The AI turned its attention to the armoured chamber that contained it. Its brain rested between the interfaces of a thick optical control pillar: a pillow-sized lump of yellow crystal wrapped in a black s-con cagework. For the first time in many years Coloron undogged the locks to the heavy chamber door and opened it. Through the door marched an object like a headless iron ostrich, but standing three yards tall with two arms slung underneath its hollow body. From the hollow, a thick lid lay hinged back bearing emitter dishes, a com laser, and a powerful U-space transceiver. It came to a halt before Coloron.
The AI now focused back on the runcibles in greatest danger. The flow of humanity heading away from them remained uninterrupted. Surprisingly, the crowds around Runcible 3 had nearly cleared, while those leaving the south-west exits just kept on moving, knowing the imminent explosion might reach them there. For the moment, nothing required Coloron’s personal attention, so the AI disconnected.
Sight through thousands of cameras—assigned on the whole to simple recognition programs so the AI could respond to the circumstances they recognized—blinked out. Soft links to sub-minds controlling many aspects of the arcology collapsed. Coloron lost its links to autofactories; to maintenance, surveillance, military and agricultural drones; hospitals and the many varieties of autodocs they contained; servers and other com networks; mining operations; fusion reactors; recycling plants; and to satellites including the particle cannon. Coloron disconnected from its body—the arcology entire.
From vast perception the AI collapsed down to single tunnel vision seen from the crystal it occupied. It observed the robot carrying on through with its program, reaching down and closing three-fingers hands around Coloron’s braincase. Movement then, only visually perceived. The robot held Coloron poised for a moment over the hollow in its body, then lowered the AI down into darkness. The lid slammed shut and a seeming age of sensory deprivation followed. Then connections began to re-establish, and finally Coloron gazed through the sensorium of its new home at the optic interface pillar closing up. It now U-space-linked itself to those of its subminds possessing such facility, and electro-magnetically linked elsewhere, as the arcology’s structure permitted. The losses in not being optically linked amounted to about a third, however the advantage was quite evident: Coloron now need not die along with its arcology.
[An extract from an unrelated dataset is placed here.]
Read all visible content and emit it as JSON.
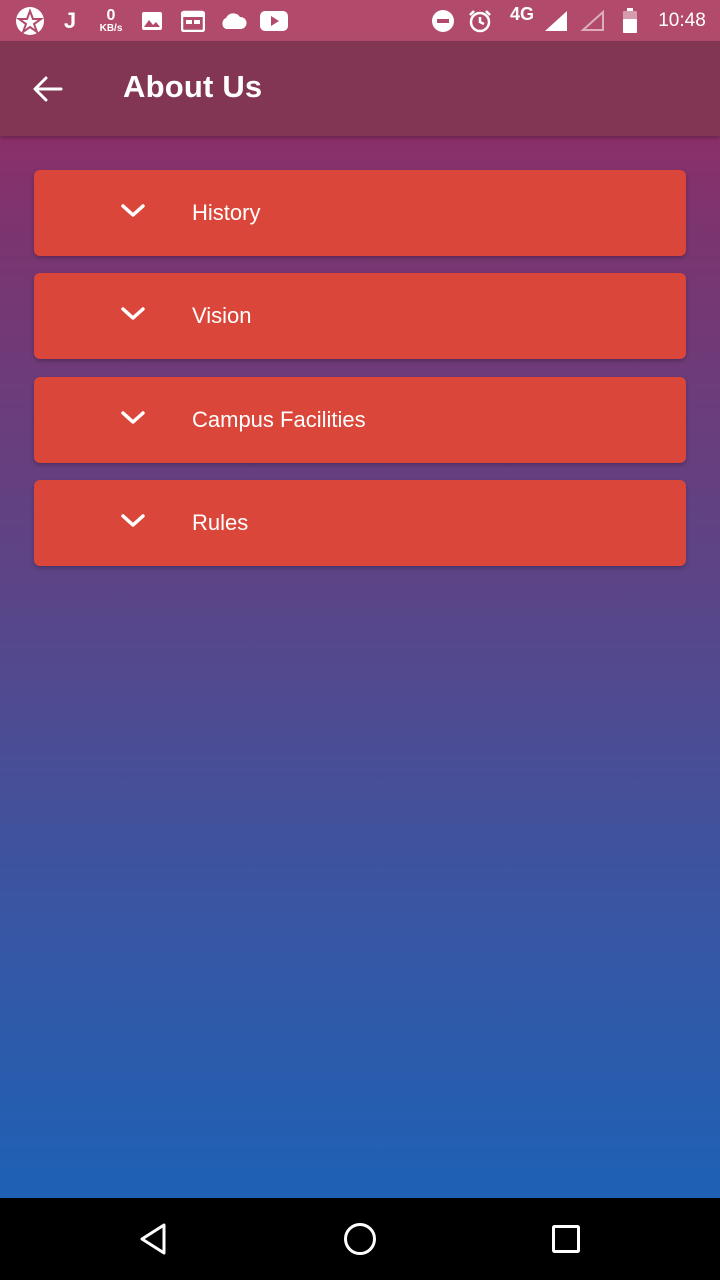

The barren sandy plateau, scattered with monolithic boulders, lay far from any human habitation on the planet Cull. A mile up, his ship hovering on AG, Blegg focused scanning gear on the location of the Jain node. Eight thousand miles above him, a dreadnought waited with a five megatonne CTD imploder ready to be fired. Why it had not yet been fired was problematic, Earth Central’s instructions to him simply being: ‘Go down there, and see. You can transport yourself out should there be any danger.’
Strange oblate objects were scattered about the base of one slanting sandstone monolith. The movement he could see down there did not look human. Blegg increased magnification and, on one of the subscreens, saw circular entrances into these objects. Something came out of one of them and clambered on top of what must be its dwelling; for scan now revealed these objects to be hollow, and that many contained living creatures. He recognized the scorpion shape of one of the native life forms: a sleer. He focused in, and the creature turned its nightmare head up towards him. It bore a human face.
While it was here on this world, Dragon had conducted experiments that were morally indefensible at best, and obscene in the extreme. The entity had crossed human DNA with the genome of native insectile creatures to result in by-blows like this. Why do so? Dragon had partially answered this question during Cormac’s interviewing of it, but not really to anyone’s satisfaction. In truth, Blegg felt, Dragon did such things because it could not resist tampering and tinkering, because it liked to upset natural orders and humanity alike, and in the end simply because it could.
Drawing closer to this strange settlement, Blegg brought his ship down. It landed in a cloud of dust just on the outskirts. Blegg abandoned his seat, collected a pulse-rifle and a hand-held scanner now formatted to detecting the U-space signature of a Jain node. As an afterthought, he collected a couple of planar grenades before heading for the airlock.